‘Defection–scarred’ Goa Congress moves its candidates to a plush resort

Party worried Bharatiya Janata Party might ‘tempt’ its candidates. Party leadership claims AAP in touch with it to form government  

March 09, 2022 10:46 pm | Updated 10:51 pm IST - Pune

Representational image

Representational image | Photo Credit: VIVEK BENDRE

Despite administering its candidates pre–poll temple oaths and sign anti–defection affidavits, the “defection–scarred” Congress has moved all its candidates to a resort in North Goa to guard against possible defections ahead of the results to the Goa Assembly election on March 10.

According to sources, the party, anxious to keep its flock together and prevent the Bharatiya Janata Party (BJP) from ‘tempting’ its candidates, moved all its 37 candidates to a luxury resort in Bambolim on Tuesday.

Evading media queries, some candidates claimed on Wednesday evening that they were heading home while some claimed that they were heading for birthday celebrations of the Congress candidate from Curchorem in South Goa.

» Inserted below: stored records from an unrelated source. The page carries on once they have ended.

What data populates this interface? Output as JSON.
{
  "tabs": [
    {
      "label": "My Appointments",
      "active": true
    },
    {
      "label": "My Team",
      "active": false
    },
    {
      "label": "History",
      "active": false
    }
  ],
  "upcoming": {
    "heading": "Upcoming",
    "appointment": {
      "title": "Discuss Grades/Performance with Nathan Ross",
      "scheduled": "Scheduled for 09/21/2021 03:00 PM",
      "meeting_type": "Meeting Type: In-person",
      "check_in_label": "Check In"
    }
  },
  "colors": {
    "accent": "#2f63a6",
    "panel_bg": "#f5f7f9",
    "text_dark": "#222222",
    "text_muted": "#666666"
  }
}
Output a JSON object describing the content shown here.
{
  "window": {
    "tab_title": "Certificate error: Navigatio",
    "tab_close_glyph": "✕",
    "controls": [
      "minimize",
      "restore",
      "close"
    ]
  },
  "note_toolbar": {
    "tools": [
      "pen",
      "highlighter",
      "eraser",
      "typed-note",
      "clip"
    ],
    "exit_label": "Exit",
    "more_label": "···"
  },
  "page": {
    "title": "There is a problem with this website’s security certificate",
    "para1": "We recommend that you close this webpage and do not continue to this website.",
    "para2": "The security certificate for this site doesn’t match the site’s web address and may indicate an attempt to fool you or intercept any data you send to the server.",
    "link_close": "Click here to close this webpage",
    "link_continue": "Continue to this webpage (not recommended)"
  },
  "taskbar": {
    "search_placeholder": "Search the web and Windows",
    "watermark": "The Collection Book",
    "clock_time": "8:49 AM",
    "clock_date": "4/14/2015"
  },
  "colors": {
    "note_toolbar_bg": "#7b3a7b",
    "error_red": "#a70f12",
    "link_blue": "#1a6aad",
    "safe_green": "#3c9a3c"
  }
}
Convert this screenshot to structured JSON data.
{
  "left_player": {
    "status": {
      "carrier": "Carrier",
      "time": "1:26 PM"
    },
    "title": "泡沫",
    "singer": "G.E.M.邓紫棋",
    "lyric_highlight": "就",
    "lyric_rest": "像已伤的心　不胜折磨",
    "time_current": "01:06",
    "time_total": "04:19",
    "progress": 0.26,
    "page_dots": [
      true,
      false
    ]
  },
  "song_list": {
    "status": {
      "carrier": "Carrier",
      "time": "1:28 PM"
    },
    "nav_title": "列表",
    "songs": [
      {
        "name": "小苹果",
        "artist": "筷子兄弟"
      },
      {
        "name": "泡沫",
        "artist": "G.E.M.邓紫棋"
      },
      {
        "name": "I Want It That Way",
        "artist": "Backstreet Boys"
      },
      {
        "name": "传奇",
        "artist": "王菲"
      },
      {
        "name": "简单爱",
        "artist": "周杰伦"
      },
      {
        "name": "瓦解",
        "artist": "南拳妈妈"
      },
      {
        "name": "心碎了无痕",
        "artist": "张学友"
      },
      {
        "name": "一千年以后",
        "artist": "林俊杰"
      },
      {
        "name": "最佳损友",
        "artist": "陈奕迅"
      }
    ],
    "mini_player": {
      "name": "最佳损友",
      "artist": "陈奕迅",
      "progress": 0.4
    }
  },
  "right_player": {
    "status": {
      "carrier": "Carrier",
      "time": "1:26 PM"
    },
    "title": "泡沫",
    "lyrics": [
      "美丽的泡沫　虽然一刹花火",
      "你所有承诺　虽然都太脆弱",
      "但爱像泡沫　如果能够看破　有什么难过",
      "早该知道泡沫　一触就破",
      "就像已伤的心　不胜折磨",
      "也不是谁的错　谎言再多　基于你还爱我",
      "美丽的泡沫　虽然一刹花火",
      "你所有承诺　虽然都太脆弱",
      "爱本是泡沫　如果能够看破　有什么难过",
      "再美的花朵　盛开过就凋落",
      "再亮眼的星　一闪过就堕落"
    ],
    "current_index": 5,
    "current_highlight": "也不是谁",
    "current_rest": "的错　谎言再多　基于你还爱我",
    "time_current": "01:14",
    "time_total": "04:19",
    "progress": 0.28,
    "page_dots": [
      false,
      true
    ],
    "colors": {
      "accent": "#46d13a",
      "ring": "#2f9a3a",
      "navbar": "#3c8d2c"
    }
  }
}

Despite the party winning the highest number (17 of the 40) of seats in the 2017 election, it failed to seize the initiative to form the government, causing the late Mahohar Parrikar to form a BJP–led coalition with the help of the regional parties and independent candidates.

Later, the Congress was hit by defections as 10 of its MLAs had switched to the BJP en masse in 2019 causing the party to be whittled down to just two MLAs ahead of the 2022 election.

Mocking the Congress “resort politics”’, the BJP leadership said it was absurd that the Congress, despite being in the Opposition in Goa, was keeping its candidates together and claimed that the party would not be crossing single digit.

Goa Congress chief Girish Chodankar said the Aam Aadmi Party (AAP) and the Maharashtrawadi Gomantak Party (MGP) were in touch them and had promised support to form the government.

“The AAP has said that under no circumstances will they be supporting the BJP. Likewise, the MGP, too, will be supporting the Congress party as it had been repeatedly betrayed by the BJP. Senior MGP leader Sudin Dhavalikar was humiliated and thrown out of the Pramod Sawant–led BJP cabinet. There is no way the MGP will go with the BJP,” Mr. Chodankar said.

He said the present fight was not between the Congress and the BJP but between the “new Congress” versus the “old Congress”, given that most of the BJP members were Congress defectors.

While senior Congress leaders like poll strategist P. Chidambaram and Goa desk in–charge Dinesh Gundu Rao maintained that the party would win a simple majority, the Trinamool Congress said the Congress’ feelers to the non–BJP outfits like it, the MGP and the AAP was a vindication of the TMC’s insistence on forming an anti-BJP front ahead of the election.

“We had been urging the Congress all along to join an anti-BJP coalition. But they spurned our offer in the run–up to the polls,” TMC spokesperson Om Prakash Mishra told The Hindu.

With exit polls describing the TMC’s ally — the Sudin Dhavalikar–led MGP as being a possible kingmaker, Mr. Mishra said the bigger parties (the Congress and the BJP), who were now wooing the MGP, were loath to acknowledge that the TMC would be a significant player in the post–poll scenario.

“If the exit polls indicate a rise in the MGP’s graph, then it is precisely because the party has fought alongside the TMC on an anti–BJP plank. According to our calculations, the TMC is in a strong position in at least eight seats and the MGP in five,” Mr. Mishra said.

He quashed speculation that the MGP would go over to the BJP in the event the saffron party changed Pramod Sawant as Chief Minister.

“The TMC–MGP alliance remains firm…we will act in joint consultation. Such rumours are baseless.,”   

Mr. Dhavalikar said no other party could influence the TMC–MGP alliance.

“We will take decisions after discussions with TMC general secretary Abhishek Banerjee, political strategist Prashant Kishor and the TMC’s leader in the Rajya Sabha Derek O’Brien… The MGP has always been ‘kingmaker’. This time, our target is to be the ‘king’,” said Mr. Dhavalikar.